さらに、実務者へのヒアリングの結果では、日照の状況を事前に把握できることで赤外線による調査と打診による調査のどちらの手法が適切かを選択できたり、建築物所有者への調査時期の説明を効果的に行えたりと、有用であるという意見を多く得られた。反射シミュレーションについても、調査後の画像分析の参考となるとの意見や赤外線装置の設置場所の検討に活用できるとの意見があり、一定の有用性があると考えられる。特に、調査後にも活用できるという意見は当初想定していなかった活用ケースであり、より多様な場面で利用できる可能性にも期待ができる。

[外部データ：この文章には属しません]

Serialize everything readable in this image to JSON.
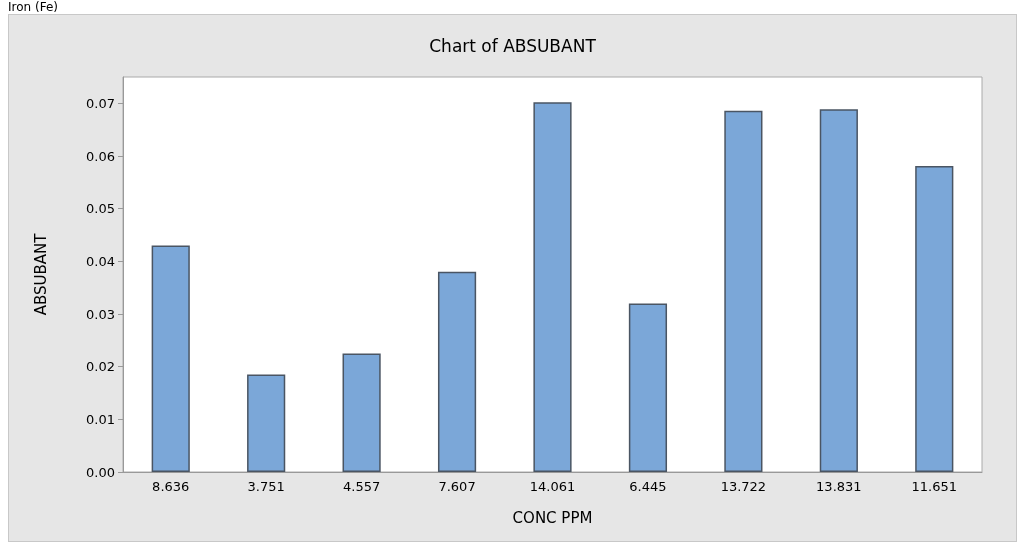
{
  "chart_data": {
    "type": "bar",
    "title": "Chart of ABSUBANT",
    "xlabel": "CONC PPM",
    "ylabel": "ABSUBANT",
    "annotations": [
      "Iron (Fe)"
    ],
    "categories": [
      "8.636",
      "3.751",
      "4.557",
      "7.607",
      "14.061",
      "6.445",
      "13.722",
      "13.831",
      "11.651"
    ],
    "values": [
      0.043,
      0.0185,
      0.0225,
      0.038,
      0.0702,
      0.032,
      0.0686,
      0.0689,
      0.0581
    ],
    "color": "#7ba7d8",
    "ylim": [
      0,
      0.075
    ],
    "yticks": [
      {
        "value": 0,
        "label": "0.00"
      },
      {
        "value": 0.01,
        "label": "0.01"
      },
      {
        "value": 0.02,
        "label": "0.02"
      },
      {
        "value": 0.03,
        "label": "0.03"
      },
      {
        "value": 0.04,
        "label": "0.04"
      },
      {
        "value": 0.05,
        "label": "0.05"
      },
      {
        "value": 0.06,
        "label": "0.06"
      },
      {
        "value": 0.07,
        "label": "0.07"
      }
    ],
    "grid": false
  }
}
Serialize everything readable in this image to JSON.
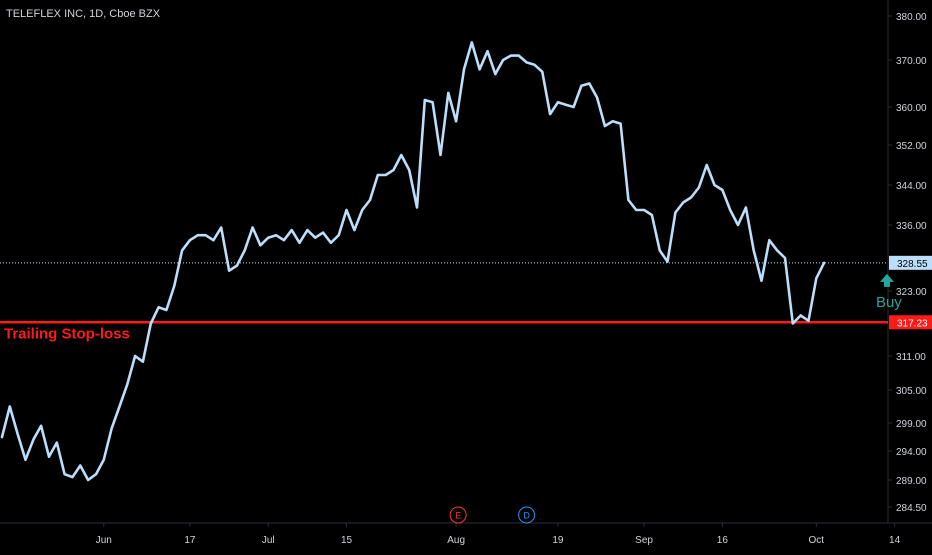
{
  "header": {
    "title": "TELEFLEX INC, 1D, Cboe BZX"
  },
  "colors": {
    "background": "#000000",
    "price_line": "#bbdefb",
    "axis_text": "#d1d4dc",
    "axis_line": "#2a2e39",
    "stop_loss": "#ff1a1a",
    "buy_arrow": "#26a69a",
    "last_price_bg": "#bbdefb",
    "event_e": "#f23645",
    "event_d": "#2196f3"
  },
  "chart_data": {
    "type": "line",
    "title": "TELEFLEX INC, 1D, Cboe BZX",
    "y_ticks": [
      {
        "value": 380,
        "label": "380.00"
      },
      {
        "value": 370,
        "label": "370.00"
      },
      {
        "value": 360,
        "label": "360.00"
      },
      {
        "value": 352,
        "label": "352.00"
      },
      {
        "value": 344,
        "label": "344.00"
      },
      {
        "value": 336,
        "label": "336.00"
      },
      {
        "value": 323,
        "label": "323.00"
      },
      {
        "value": 311,
        "label": "311.00"
      },
      {
        "value": 305,
        "label": "305.00"
      },
      {
        "value": 299,
        "label": "299.00"
      },
      {
        "value": 294,
        "label": "294.00"
      },
      {
        "value": 289,
        "label": "289.00"
      },
      {
        "value": 284.5,
        "label": "284.50"
      }
    ],
    "x_labels": [
      {
        "label": "Jun",
        "index": 13
      },
      {
        "label": "17",
        "index": 24
      },
      {
        "label": "Jul",
        "index": 34
      },
      {
        "label": "15",
        "index": 44
      },
      {
        "label": "Aug",
        "index": 58
      },
      {
        "label": "19",
        "index": 71
      },
      {
        "label": "Sep",
        "index": 82
      },
      {
        "label": "16",
        "index": 92
      },
      {
        "label": "Oct",
        "index": 104
      },
      {
        "label": "14",
        "index": 114
      }
    ],
    "values": [
      296.5,
      302,
      297,
      292.5,
      296,
      298.5,
      293,
      295.5,
      290,
      289.5,
      291.5,
      289,
      290,
      292.5,
      298,
      302,
      306,
      311,
      310,
      317,
      320,
      319.5,
      324,
      331,
      333,
      334,
      334,
      333,
      335.5,
      327,
      328,
      331,
      335.5,
      332,
      333.5,
      334,
      333,
      335,
      332.5,
      335,
      333.5,
      334.5,
      332.5,
      334,
      339,
      335,
      339,
      341,
      346,
      346,
      347,
      350,
      347,
      339.5,
      361.5,
      361,
      350,
      363,
      357,
      368,
      374,
      368,
      372,
      367,
      370,
      371,
      371,
      369.5,
      369,
      367.5,
      358.5,
      361,
      360.5,
      360,
      364.5,
      365,
      362,
      356,
      357,
      356.5,
      341,
      339,
      339,
      338,
      331,
      328.8,
      338.5,
      340.5,
      341.5,
      343.5,
      348,
      344,
      343,
      339,
      336,
      339.5,
      331,
      325,
      333,
      331,
      329.5,
      317,
      318.5,
      317.5,
      325.5,
      328.55
    ],
    "last_price": {
      "value": 328.55,
      "label": "328.55"
    },
    "horizontal_lines": [
      {
        "name": "Trailing Stop-loss",
        "value": 317.23,
        "label": "317.23"
      }
    ],
    "annotations": [
      {
        "text": "Trailing Stop-loss",
        "y": 317.23
      },
      {
        "text": "Buy",
        "x_index": 112,
        "y": 325
      }
    ],
    "events": [
      {
        "label": "E",
        "x_index": 58
      },
      {
        "label": "D",
        "x_index": 67
      }
    ]
  }
}
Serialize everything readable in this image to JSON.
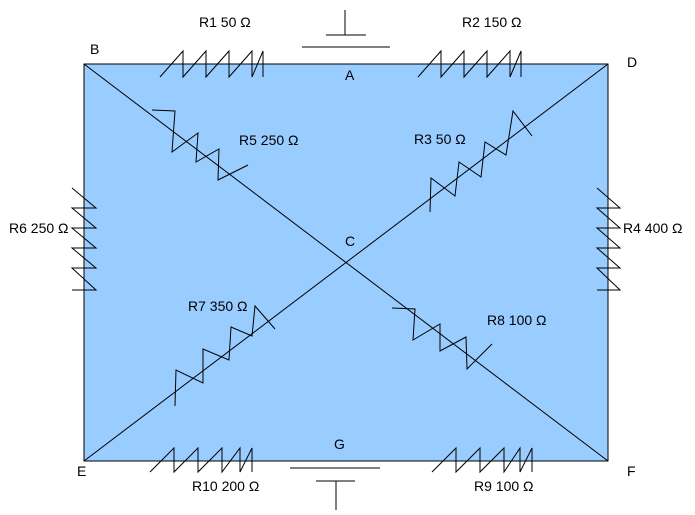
{
  "colors": {
    "panel_fill": "#99ccff",
    "line": "#000000"
  },
  "nodes": {
    "A": "A",
    "B": "B",
    "C": "C",
    "D": "D",
    "E": "E",
    "F": "F",
    "G": "G"
  },
  "resistors": {
    "r1": "R1  50 Ω",
    "r2": "R2  150 Ω",
    "r3": "R3  50 Ω",
    "r4": "R4  400 Ω",
    "r5": "R5  250 Ω",
    "r6": "R6  250 Ω",
    "r7": "R7  350 Ω",
    "r8": "R8  100 Ω",
    "r9": "R9  100 Ω",
    "r10": "R10  200 Ω"
  },
  "icons": {
    "top_source": "ground-symbol-icon",
    "bottom_source": "ground-symbol-icon"
  }
}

一方で、反射シミュレーションについては、現実とシミュレーション結果との一致度はあまり高くなく、建築物の隅角部の湾曲などの形状やガラスなどの材質の再現性が課題となることが分かった。

日照・反射結果の表示(立面図への投影)
日照・反射結果の表示(3D可視化)
反射結果の表示(全光束)
反射結果の表示(単光束)

参加ユーザーからのコメント

・日照状況を確認できることで、事前調査において所有者等に対して適切な実施時期、時間等を説明するのに有効である。また、調査後の赤外線熱画像分析にも参考できる資料である。
・ドローンに搭載された赤外線装置によって外壁調査を行う場合に、日照時間に基づきおおよその調査開始・終了時刻の目安が分かることで、ドローン機器の事前準備や安全対策などの設定(通行制限など)をより緻密に行うことができる。
・反射状況を確認できることで、シミュレーション範囲にある複数の建物からの反射の影響を、時間を追って確認できるようになるため、調査計画立案に有効である(どの建築物の影響が出てきそうか、あたりを付けられるのは効率的な調査計画の立案時に都合がよい)。

今後の展望

実証実験の結果を踏まえ、誰でもが扱いやすいようにソフトの操作性を向上するとともに、事前調査の計画策定時を含めた、ドローンによる外壁調査の各工程で参考にできる様々な情報を提示できる新たな機能の検討を進めていく。

今回の実証実験では、精度の高い建築物モデルを使用することで、正確な日照シミュレーション結果を得られることを確認できた一方で、反射シミュレーション結果の精度には課題が残った。そのため、今後の検証ポイントとして、シミュレーションの精度を上げるための条件の特定と整理を行う必要がある。それにより、ソフトの利用者がデータを用意する際に、例えば建築物のどのような形状や部位のモデル化を特に詳細に行うとよいのかといったことなどを考慮できるようになる。

今後は日照シミュレーションをベースとして、輻射熱の算出等のシミュレーション機能やその結果を赤外線カメラ画像に模した画像で出力し、実際の撮影結果と突き合わせて浮き判定を支援する等の出力内容の拡充によって、事前調査にとどまらず本調査における打診検査が必要な箇所の特定や撮影後の浮き判定の支援などに利活用できるシーンを増やしていく。また、今年度スタートしたドローンによる外壁調査を、本システムにより現地確認が必要な事前調査を机上で完結させるコスト削減価値により普及拡大を目指す。